Eleven consortia had presented technical proposals for the third licence last May, and nine from amongst them were chosen. The nine companies which technically qualified were invited on Tuesday to bid for the licence through closed envelopes. The starting price for the auction was LE2.5 billion. Three rounds of bidding took place, and the lowest offers were ruled out. Etisalat was the highest bidder throughout the three rounds. It was followed by MTC of Kuwait, and the Qatari Q-tel. The consortia led by MTN of South Africa, MTC of Kuwait, Telenor of Norway, MTS of Russia, Turkcell of Turkey, Wataniya of Kuwait all stepped out of the race, after the first round. This left Telecom Egypt (TE) and its partner Telecom Italia to compete in the second round, along with the three gulf operators. But it too was outpaced, despite its having bid at around LE11 billion. TE had been hoping to win the licence, despite the fact that it already has a foothold in the Egyptian mobile market through its 25 per cent stake in Vodafone Egypt. Following its failure to win the licence, the company's stock plummeted by 2.75 per cent to close at LE11.67.

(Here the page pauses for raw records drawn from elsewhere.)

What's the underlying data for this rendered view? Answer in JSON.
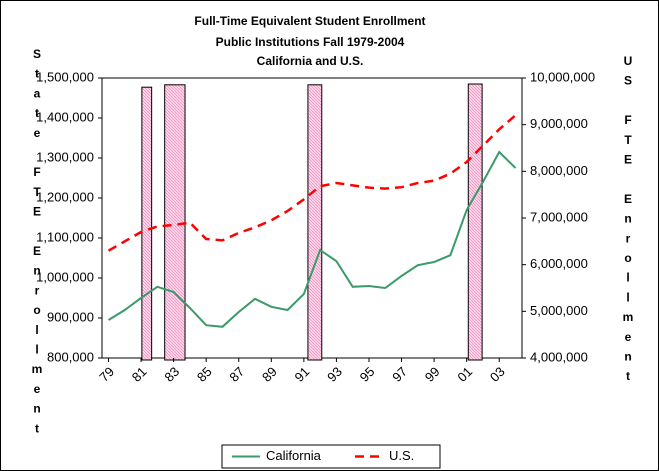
{
  "chart_data": {
    "type": "line",
    "title": [
      "Full-Time Equivalent Student Enrollment",
      "Public Institutions Fall 1979-2004",
      "California and U.S."
    ],
    "y_label": "State FTE Enrollment",
    "y2_label": "US FTE Enrollment",
    "x": [
      1979,
      1980,
      1981,
      1982,
      1983,
      1984,
      1985,
      1986,
      1987,
      1988,
      1989,
      1990,
      1991,
      1992,
      1993,
      1994,
      1995,
      1996,
      1997,
      1998,
      1999,
      2000,
      2001,
      2002,
      2003,
      2004
    ],
    "xlim": [
      1978.6,
      2004.4
    ],
    "xticks": [
      {
        "value": 1979,
        "label": "79"
      },
      {
        "value": 1981,
        "label": "81"
      },
      {
        "value": 1983,
        "label": "83"
      },
      {
        "value": 1985,
        "label": "85"
      },
      {
        "value": 1987,
        "label": "87"
      },
      {
        "value": 1989,
        "label": "89"
      },
      {
        "value": 1991,
        "label": "91"
      },
      {
        "value": 1993,
        "label": "93"
      },
      {
        "value": 1995,
        "label": "95"
      },
      {
        "value": 1997,
        "label": "97"
      },
      {
        "value": 1999,
        "label": "99"
      },
      {
        "value": 2001,
        "label": "01"
      },
      {
        "value": 2003,
        "label": "03"
      }
    ],
    "ylim": [
      800000,
      1500000
    ],
    "yticks": [
      {
        "value": 800000,
        "label": "800,000"
      },
      {
        "value": 900000,
        "label": "900,000"
      },
      {
        "value": 1000000,
        "label": "1,000,000"
      },
      {
        "value": 1100000,
        "label": "1,100,000"
      },
      {
        "value": 1200000,
        "label": "1,200,000"
      },
      {
        "value": 1300000,
        "label": "1,300,000"
      },
      {
        "value": 1400000,
        "label": "1,400,000"
      },
      {
        "value": 1500000,
        "label": "1,500,000"
      }
    ],
    "y2lim": [
      4000000,
      10000000
    ],
    "y2ticks": [
      {
        "value": 4000000,
        "label": "4,000,000"
      },
      {
        "value": 5000000,
        "label": "5,000,000"
      },
      {
        "value": 6000000,
        "label": "6,000,000"
      },
      {
        "value": 7000000,
        "label": "7,000,000"
      },
      {
        "value": 8000000,
        "label": "8,000,000"
      },
      {
        "value": 9000000,
        "label": "9,000,000"
      },
      {
        "value": 10000000,
        "label": "10,000,000"
      }
    ],
    "series": [
      {
        "name": "California",
        "color": "#3a9a6a",
        "values": [
          895000,
          920000,
          950000,
          978000,
          965000,
          925000,
          882000,
          878000,
          915000,
          948000,
          928000,
          920000,
          960000,
          1070000,
          1042000,
          978000,
          980000,
          975000,
          1005000,
          1032000,
          1040000,
          1057000,
          1170000,
          1240000,
          1315000,
          1275000
        ]
      },
      {
        "name": "U.S.",
        "color": "#ff0000",
        "dashed": true,
        "axis": "y2",
        "values": [
          6300000,
          6500000,
          6700000,
          6820000,
          6850000,
          6900000,
          6550000,
          6520000,
          6680000,
          6800000,
          6950000,
          7150000,
          7400000,
          7680000,
          7750000,
          7700000,
          7650000,
          7630000,
          7660000,
          7750000,
          7800000,
          7950000,
          8200000,
          8550000,
          8900000,
          9200000
        ]
      }
    ],
    "shaded_periods": [
      {
        "from": 1981.05,
        "to": 1981.65,
        "top": 1477000
      },
      {
        "from": 1982.45,
        "to": 1983.7,
        "top": 1483000
      },
      {
        "from": 1991.25,
        "to": 1992.1,
        "top": 1483000
      },
      {
        "from": 2001.1,
        "to": 2001.95,
        "top": 1485000
      }
    ],
    "shade_color": "#ffb3d9"
  }
}
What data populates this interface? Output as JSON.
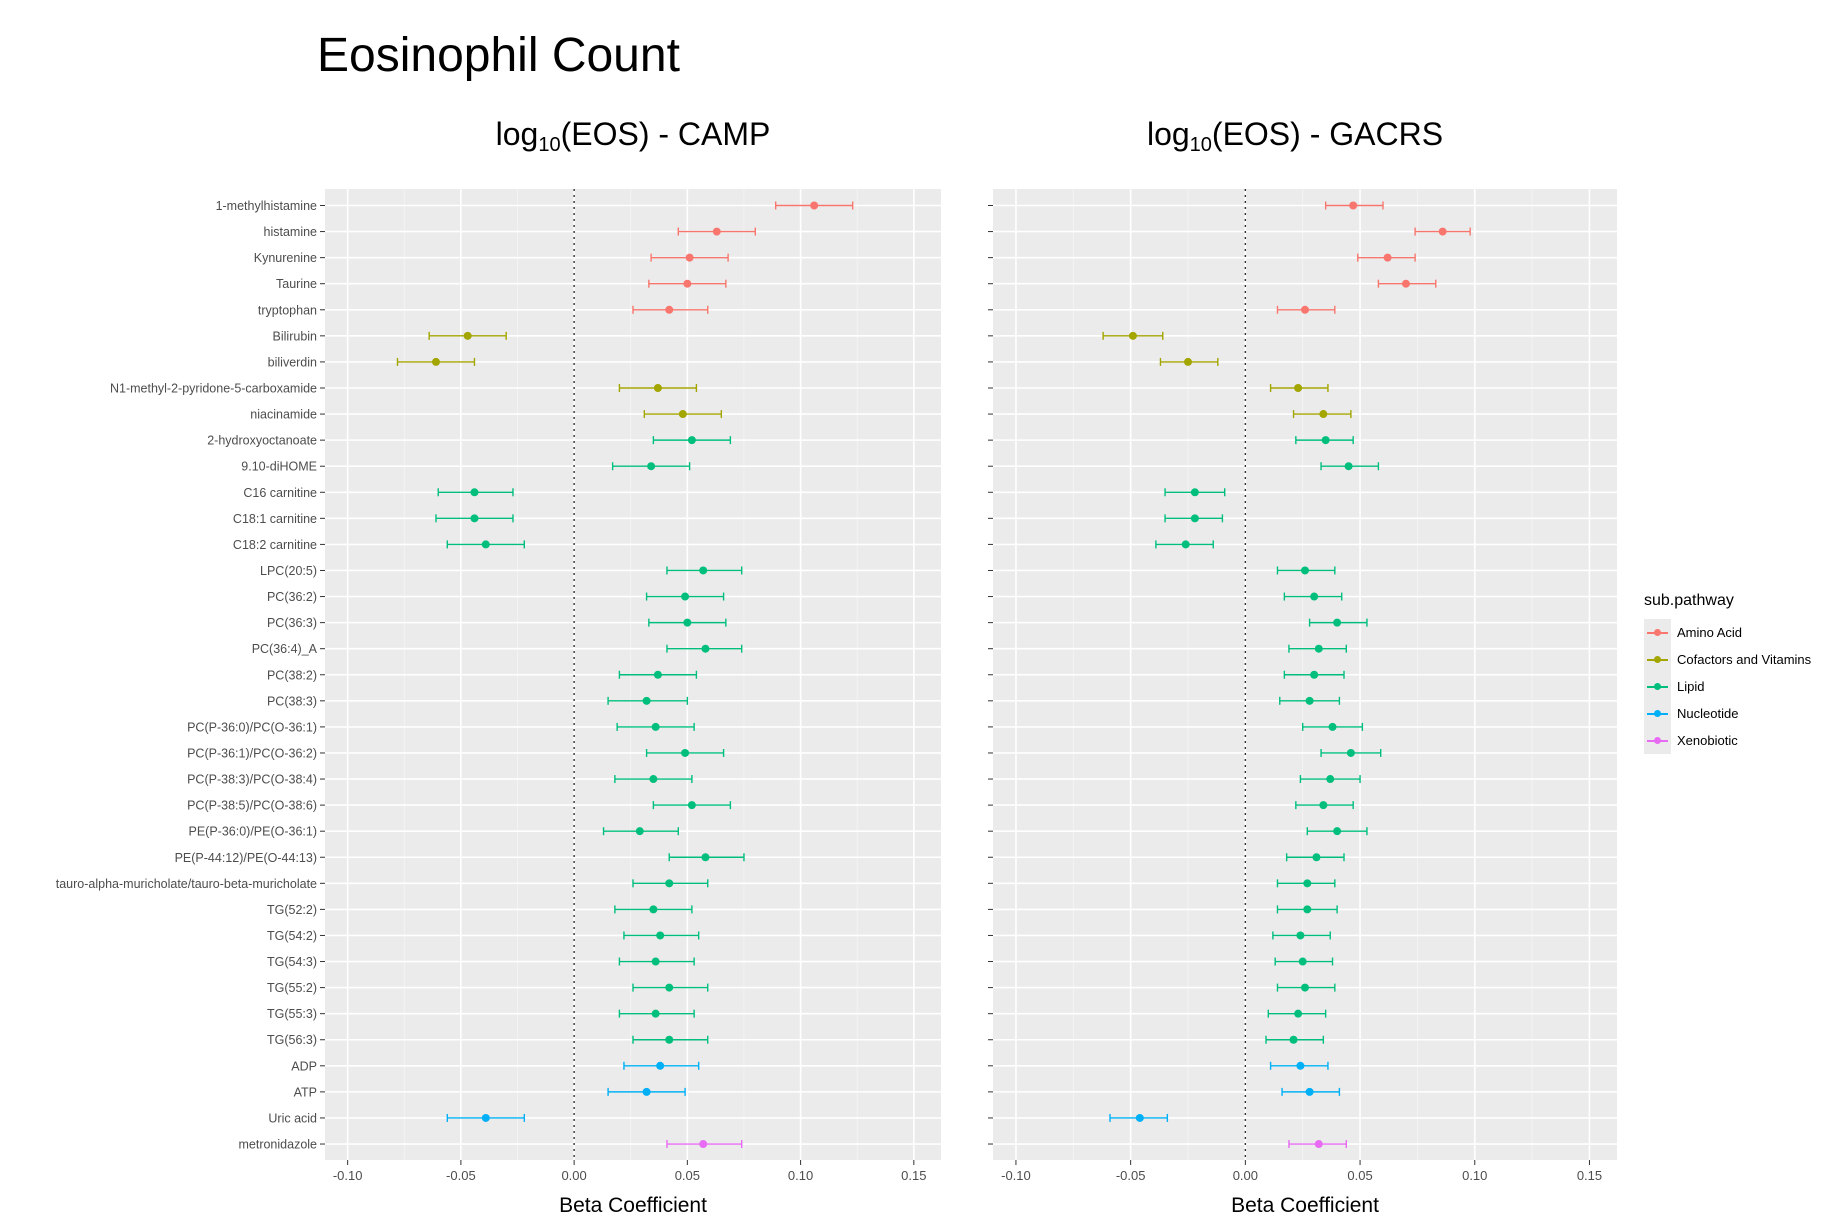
{
  "figure": {
    "title": "Eosinophil Count",
    "panels": [
      {
        "title_pre": "log",
        "title_sub": "10",
        "title_post": "(EOS) - CAMP",
        "xlabel": "Beta Coefficient"
      },
      {
        "title_pre": "log",
        "title_sub": "10",
        "title_post": "(EOS) - GACRS",
        "xlabel": "Beta Coefficient"
      }
    ],
    "legend": {
      "title": "sub.pathway",
      "items": [
        {
          "label": "Amino Acid",
          "color": "#F8766D"
        },
        {
          "label": "Cofactors and Vitamins",
          "color": "#A3A500"
        },
        {
          "label": "Lipid",
          "color": "#00BF7D"
        },
        {
          "label": "Nucleotide",
          "color": "#00B0F6"
        },
        {
          "label": "Xenobiotic",
          "color": "#E76BF3"
        }
      ]
    }
  },
  "chart_data": [
    {
      "type": "scatter",
      "subtype": "forest-plot",
      "title": "log10(EOS) - CAMP",
      "xlabel": "Beta Coefficient",
      "ylabel": "",
      "xlim": [
        -0.11,
        0.162
      ],
      "xticks": [
        -0.1,
        -0.05,
        0.0,
        0.05,
        0.1,
        0.15
      ],
      "xtick_labels": [
        "-0.10",
        "-0.05",
        "0.00",
        "0.05",
        "0.10",
        "0.15"
      ],
      "reference_line": 0,
      "grid": true,
      "legend": "right",
      "points": [
        {
          "label": "1-methylhistamine",
          "group": "Amino Acid",
          "est": 0.106,
          "lo": 0.089,
          "hi": 0.123
        },
        {
          "label": "histamine",
          "group": "Amino Acid",
          "est": 0.063,
          "lo": 0.046,
          "hi": 0.08
        },
        {
          "label": "Kynurenine",
          "group": "Amino Acid",
          "est": 0.051,
          "lo": 0.034,
          "hi": 0.068
        },
        {
          "label": "Taurine",
          "group": "Amino Acid",
          "est": 0.05,
          "lo": 0.033,
          "hi": 0.067
        },
        {
          "label": "tryptophan",
          "group": "Amino Acid",
          "est": 0.042,
          "lo": 0.026,
          "hi": 0.059
        },
        {
          "label": "Bilirubin",
          "group": "Cofactors and Vitamins",
          "est": -0.047,
          "lo": -0.064,
          "hi": -0.03
        },
        {
          "label": "biliverdin",
          "group": "Cofactors and Vitamins",
          "est": -0.061,
          "lo": -0.078,
          "hi": -0.044
        },
        {
          "label": "N1-methyl-2-pyridone-5-carboxamide",
          "group": "Cofactors and Vitamins",
          "est": 0.037,
          "lo": 0.02,
          "hi": 0.054
        },
        {
          "label": "niacinamide",
          "group": "Cofactors and Vitamins",
          "est": 0.048,
          "lo": 0.031,
          "hi": 0.065
        },
        {
          "label": "2-hydroxyoctanoate",
          "group": "Lipid",
          "est": 0.052,
          "lo": 0.035,
          "hi": 0.069
        },
        {
          "label": "9.10-diHOME",
          "group": "Lipid",
          "est": 0.034,
          "lo": 0.017,
          "hi": 0.051
        },
        {
          "label": "C16 carnitine",
          "group": "Lipid",
          "est": -0.044,
          "lo": -0.06,
          "hi": -0.027
        },
        {
          "label": "C18:1 carnitine",
          "group": "Lipid",
          "est": -0.044,
          "lo": -0.061,
          "hi": -0.027
        },
        {
          "label": "C18:2 carnitine",
          "group": "Lipid",
          "est": -0.039,
          "lo": -0.056,
          "hi": -0.022
        },
        {
          "label": "LPC(20:5)",
          "group": "Lipid",
          "est": 0.057,
          "lo": 0.041,
          "hi": 0.074
        },
        {
          "label": "PC(36:2)",
          "group": "Lipid",
          "est": 0.049,
          "lo": 0.032,
          "hi": 0.066
        },
        {
          "label": "PC(36:3)",
          "group": "Lipid",
          "est": 0.05,
          "lo": 0.033,
          "hi": 0.067
        },
        {
          "label": "PC(36:4)_A",
          "group": "Lipid",
          "est": 0.058,
          "lo": 0.041,
          "hi": 0.074
        },
        {
          "label": "PC(38:2)",
          "group": "Lipid",
          "est": 0.037,
          "lo": 0.02,
          "hi": 0.054
        },
        {
          "label": "PC(38:3)",
          "group": "Lipid",
          "est": 0.032,
          "lo": 0.015,
          "hi": 0.05
        },
        {
          "label": "PC(P-36:0)/PC(O-36:1)",
          "group": "Lipid",
          "est": 0.036,
          "lo": 0.019,
          "hi": 0.053
        },
        {
          "label": "PC(P-36:1)/PC(O-36:2)",
          "group": "Lipid",
          "est": 0.049,
          "lo": 0.032,
          "hi": 0.066
        },
        {
          "label": "PC(P-38:3)/PC(O-38:4)",
          "group": "Lipid",
          "est": 0.035,
          "lo": 0.018,
          "hi": 0.052
        },
        {
          "label": "PC(P-38:5)/PC(O-38:6)",
          "group": "Lipid",
          "est": 0.052,
          "lo": 0.035,
          "hi": 0.069
        },
        {
          "label": "PE(P-36:0)/PE(O-36:1)",
          "group": "Lipid",
          "est": 0.029,
          "lo": 0.013,
          "hi": 0.046
        },
        {
          "label": "PE(P-44:12)/PE(O-44:13)",
          "group": "Lipid",
          "est": 0.058,
          "lo": 0.042,
          "hi": 0.075
        },
        {
          "label": "tauro-alpha-muricholate/tauro-beta-muricholate",
          "group": "Lipid",
          "est": 0.042,
          "lo": 0.026,
          "hi": 0.059
        },
        {
          "label": "TG(52:2)",
          "group": "Lipid",
          "est": 0.035,
          "lo": 0.018,
          "hi": 0.052
        },
        {
          "label": "TG(54:2)",
          "group": "Lipid",
          "est": 0.038,
          "lo": 0.022,
          "hi": 0.055
        },
        {
          "label": "TG(54:3)",
          "group": "Lipid",
          "est": 0.036,
          "lo": 0.02,
          "hi": 0.053
        },
        {
          "label": "TG(55:2)",
          "group": "Lipid",
          "est": 0.042,
          "lo": 0.026,
          "hi": 0.059
        },
        {
          "label": "TG(55:3)",
          "group": "Lipid",
          "est": 0.036,
          "lo": 0.02,
          "hi": 0.053
        },
        {
          "label": "TG(56:3)",
          "group": "Lipid",
          "est": 0.042,
          "lo": 0.026,
          "hi": 0.059
        },
        {
          "label": "ADP",
          "group": "Nucleotide",
          "est": 0.038,
          "lo": 0.022,
          "hi": 0.055
        },
        {
          "label": "ATP",
          "group": "Nucleotide",
          "est": 0.032,
          "lo": 0.015,
          "hi": 0.049
        },
        {
          "label": "Uric acid",
          "group": "Nucleotide",
          "est": -0.039,
          "lo": -0.056,
          "hi": -0.022
        },
        {
          "label": "metronidazole",
          "group": "Xenobiotic",
          "est": 0.057,
          "lo": 0.041,
          "hi": 0.074
        }
      ]
    },
    {
      "type": "scatter",
      "subtype": "forest-plot",
      "title": "log10(EOS) - GACRS",
      "xlabel": "Beta Coefficient",
      "ylabel": "",
      "xlim": [
        -0.11,
        0.162
      ],
      "xticks": [
        -0.1,
        -0.05,
        0.0,
        0.05,
        0.1,
        0.15
      ],
      "xtick_labels": [
        "-0.10",
        "-0.05",
        "0.00",
        "0.05",
        "0.10",
        "0.15"
      ],
      "reference_line": 0,
      "grid": true,
      "legend": "right",
      "points": [
        {
          "label": "1-methylhistamine",
          "group": "Amino Acid",
          "est": 0.047,
          "lo": 0.035,
          "hi": 0.06
        },
        {
          "label": "histamine",
          "group": "Amino Acid",
          "est": 0.086,
          "lo": 0.074,
          "hi": 0.098
        },
        {
          "label": "Kynurenine",
          "group": "Amino Acid",
          "est": 0.062,
          "lo": 0.049,
          "hi": 0.074
        },
        {
          "label": "Taurine",
          "group": "Amino Acid",
          "est": 0.07,
          "lo": 0.058,
          "hi": 0.083
        },
        {
          "label": "tryptophan",
          "group": "Amino Acid",
          "est": 0.026,
          "lo": 0.014,
          "hi": 0.039
        },
        {
          "label": "Bilirubin",
          "group": "Cofactors and Vitamins",
          "est": -0.049,
          "lo": -0.062,
          "hi": -0.036
        },
        {
          "label": "biliverdin",
          "group": "Cofactors and Vitamins",
          "est": -0.025,
          "lo": -0.037,
          "hi": -0.012
        },
        {
          "label": "N1-methyl-2-pyridone-5-carboxamide",
          "group": "Cofactors and Vitamins",
          "est": 0.023,
          "lo": 0.011,
          "hi": 0.036
        },
        {
          "label": "niacinamide",
          "group": "Cofactors and Vitamins",
          "est": 0.034,
          "lo": 0.021,
          "hi": 0.046
        },
        {
          "label": "2-hydroxyoctanoate",
          "group": "Lipid",
          "est": 0.035,
          "lo": 0.022,
          "hi": 0.047
        },
        {
          "label": "9.10-diHOME",
          "group": "Lipid",
          "est": 0.045,
          "lo": 0.033,
          "hi": 0.058
        },
        {
          "label": "C16 carnitine",
          "group": "Lipid",
          "est": -0.022,
          "lo": -0.035,
          "hi": -0.009
        },
        {
          "label": "C18:1 carnitine",
          "group": "Lipid",
          "est": -0.022,
          "lo": -0.035,
          "hi": -0.01
        },
        {
          "label": "C18:2 carnitine",
          "group": "Lipid",
          "est": -0.026,
          "lo": -0.039,
          "hi": -0.014
        },
        {
          "label": "LPC(20:5)",
          "group": "Lipid",
          "est": 0.026,
          "lo": 0.014,
          "hi": 0.039
        },
        {
          "label": "PC(36:2)",
          "group": "Lipid",
          "est": 0.03,
          "lo": 0.017,
          "hi": 0.042
        },
        {
          "label": "PC(36:3)",
          "group": "Lipid",
          "est": 0.04,
          "lo": 0.028,
          "hi": 0.053
        },
        {
          "label": "PC(36:4)_A",
          "group": "Lipid",
          "est": 0.032,
          "lo": 0.019,
          "hi": 0.044
        },
        {
          "label": "PC(38:2)",
          "group": "Lipid",
          "est": 0.03,
          "lo": 0.017,
          "hi": 0.043
        },
        {
          "label": "PC(38:3)",
          "group": "Lipid",
          "est": 0.028,
          "lo": 0.015,
          "hi": 0.041
        },
        {
          "label": "PC(P-36:0)/PC(O-36:1)",
          "group": "Lipid",
          "est": 0.038,
          "lo": 0.025,
          "hi": 0.051
        },
        {
          "label": "PC(P-36:1)/PC(O-36:2)",
          "group": "Lipid",
          "est": 0.046,
          "lo": 0.033,
          "hi": 0.059
        },
        {
          "label": "PC(P-38:3)/PC(O-38:4)",
          "group": "Lipid",
          "est": 0.037,
          "lo": 0.024,
          "hi": 0.05
        },
        {
          "label": "PC(P-38:5)/PC(O-38:6)",
          "group": "Lipid",
          "est": 0.034,
          "lo": 0.022,
          "hi": 0.047
        },
        {
          "label": "PE(P-36:0)/PE(O-36:1)",
          "group": "Lipid",
          "est": 0.04,
          "lo": 0.027,
          "hi": 0.053
        },
        {
          "label": "PE(P-44:12)/PE(O-44:13)",
          "group": "Lipid",
          "est": 0.031,
          "lo": 0.018,
          "hi": 0.043
        },
        {
          "label": "tauro-alpha-muricholate/tauro-beta-muricholate",
          "group": "Lipid",
          "est": 0.027,
          "lo": 0.014,
          "hi": 0.039
        },
        {
          "label": "TG(52:2)",
          "group": "Lipid",
          "est": 0.027,
          "lo": 0.014,
          "hi": 0.04
        },
        {
          "label": "TG(54:2)",
          "group": "Lipid",
          "est": 0.024,
          "lo": 0.012,
          "hi": 0.037
        },
        {
          "label": "TG(54:3)",
          "group": "Lipid",
          "est": 0.025,
          "lo": 0.013,
          "hi": 0.038
        },
        {
          "label": "TG(55:2)",
          "group": "Lipid",
          "est": 0.026,
          "lo": 0.014,
          "hi": 0.039
        },
        {
          "label": "TG(55:3)",
          "group": "Lipid",
          "est": 0.023,
          "lo": 0.01,
          "hi": 0.035
        },
        {
          "label": "TG(56:3)",
          "group": "Lipid",
          "est": 0.021,
          "lo": 0.009,
          "hi": 0.034
        },
        {
          "label": "ADP",
          "group": "Nucleotide",
          "est": 0.024,
          "lo": 0.011,
          "hi": 0.036
        },
        {
          "label": "ATP",
          "group": "Nucleotide",
          "est": 0.028,
          "lo": 0.016,
          "hi": 0.041
        },
        {
          "label": "Uric acid",
          "group": "Nucleotide",
          "est": -0.046,
          "lo": -0.059,
          "hi": -0.034
        },
        {
          "label": "metronidazole",
          "group": "Xenobiotic",
          "est": 0.032,
          "lo": 0.019,
          "hi": 0.044
        }
      ]
    }
  ]
}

The shares of Raya Holding, a member of the consortium lead by MTN of South Africa, also suffered a 4.46 per cent drop, when it closed at LE10.28 per share. EFG-Hermes shares also suffered a drop of 3.47 per cent to close at LE27.01. EFG-Hermes was the local partner of MTC of Kuwait in bidding for the licence.
The share price of Commercial International Bank, the only publicly traded Egyptian company which is part of Etisalat's consortium, saw a boost of 7.63 per cent and closed at LE64.9.
MobiNil and Vodafone also received a pat on the back. Vodafone-Egypt's share price rose by 9.57 per cent, to close at LE91.16. MobiNil's share price meanwhile jumped 20 per cent, to reach LE156.02.
Etisalat has been the telecommunications service provider in the UAE since 1976. It has expanded its telecommunications and mobile phone services since then into several countries including Saudi Arabia, Pakistan, Sudan, Tanzania, Benin, Gabon, Niger, and Afghanistan.